UNITED NATIONS (AP) — The United States is open to a new U.N. resolution on Gaza but only if it contributes to sustaining the Israeli-Palestinian cease-fire, the U.S. envoy to the United Nations said Wednesday.
Ambassador Samantha Power told reporters that a resolution must "do no harm" to the cease-fire that has been holding in recent days and Israeli-Palestinian talks that are scheduled to resume in Cairo, and should "play a positive role in supporting a durable solution."
"Nothing underscores the urgency of securing ... a negotiated two-state solution like the crisis in Gaza and the heartbreak that so many people on both sides suffered throughout that crisis," she said.
Hanan Ashrawi, a senior figure in the Palestine Liberation Organization, told a news conference here Tuesday that the Palestinians are demanding a commitment to the 1967 borders and a deadline for the end of Israel's occupation, adding when pressed that "within three years, the occupation should end."
She also criticized the failed U.S. peace initiative by U.S. Secretary of State John Kerry, saying it allowed Israel "to persist in policies" that she characterized as unilateral and abusive.

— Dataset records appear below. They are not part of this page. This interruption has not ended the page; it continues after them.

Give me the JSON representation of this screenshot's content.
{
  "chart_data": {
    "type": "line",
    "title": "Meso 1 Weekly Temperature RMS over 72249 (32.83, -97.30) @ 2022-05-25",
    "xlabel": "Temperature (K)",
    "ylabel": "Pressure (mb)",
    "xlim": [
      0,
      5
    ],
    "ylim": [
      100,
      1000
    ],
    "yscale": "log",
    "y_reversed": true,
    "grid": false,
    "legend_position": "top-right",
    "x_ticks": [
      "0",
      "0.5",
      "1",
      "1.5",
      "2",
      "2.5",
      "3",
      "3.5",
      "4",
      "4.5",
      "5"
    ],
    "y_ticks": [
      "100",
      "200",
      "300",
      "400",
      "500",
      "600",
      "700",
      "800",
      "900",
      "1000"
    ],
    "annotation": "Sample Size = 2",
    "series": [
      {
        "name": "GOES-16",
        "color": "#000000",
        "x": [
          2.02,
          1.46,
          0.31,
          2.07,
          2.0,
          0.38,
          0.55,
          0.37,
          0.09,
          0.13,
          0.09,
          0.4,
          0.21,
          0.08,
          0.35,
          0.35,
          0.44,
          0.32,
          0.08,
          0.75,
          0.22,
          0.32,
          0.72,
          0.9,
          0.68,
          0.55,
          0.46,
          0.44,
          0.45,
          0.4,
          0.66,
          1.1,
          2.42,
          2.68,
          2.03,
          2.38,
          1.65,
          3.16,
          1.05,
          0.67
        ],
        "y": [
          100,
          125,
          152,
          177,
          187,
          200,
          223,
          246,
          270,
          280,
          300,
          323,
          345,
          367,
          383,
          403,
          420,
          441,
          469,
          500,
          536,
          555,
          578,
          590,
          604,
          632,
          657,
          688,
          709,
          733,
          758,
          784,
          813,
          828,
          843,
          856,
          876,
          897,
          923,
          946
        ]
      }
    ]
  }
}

Power defended Kerry's mission and stressed that negotiations are the only way to achieve a two-state solution where Israel and Palestine live side by side in peace.
"We don't think there are shortcuts or unilateral measures that can be taken at the United Nations or any place else that will bring about the outcome that the Palestinian people most seek," she said.
"If you mean to secure a permanent peace, Israel has to be a part of that negotiation, just as a practical matter," Power said. "So to think that you can come to New York and secure what needs to be worked out on the ground is not realistic, and in fact, is likely to have very counterproductive effects."
A draft resolution circulated by the United States, Israel's closest ally, and obtained Wednesday by The Associated Press calls for the re-establishment of full Palestinian Authority control over Gaza, which was ruled by Hamas militants who refuse to recognize the state of Israel.
It includes a key Israeli demand, affirming that a lasting solution must ensure that Gaza is "free of any armed personnel, assets and weapons other than those under the full and legitimate control of the Palestinian Authority."
The Security Council is also considering "elements" for a resolution proposed by European nations, and a Jordanian draft resolution backed by the Palestinians and their supporters which was written before the latest cease-fire .
The European proposal goes further than the Americans, calling for the establishment of an international Monitoring and Verification Mission in Gaza to ensure that the cease-fire agreement is implemented and to investigate reported violations.
The U.S. draft asks Secretary-General Ban Ki-moon to consult with both sides "on options for the establishment of a mechanism" to assist in the transfer of construction materials to rebuild Gaza and "to monitor and verify the end-use of dual-use material."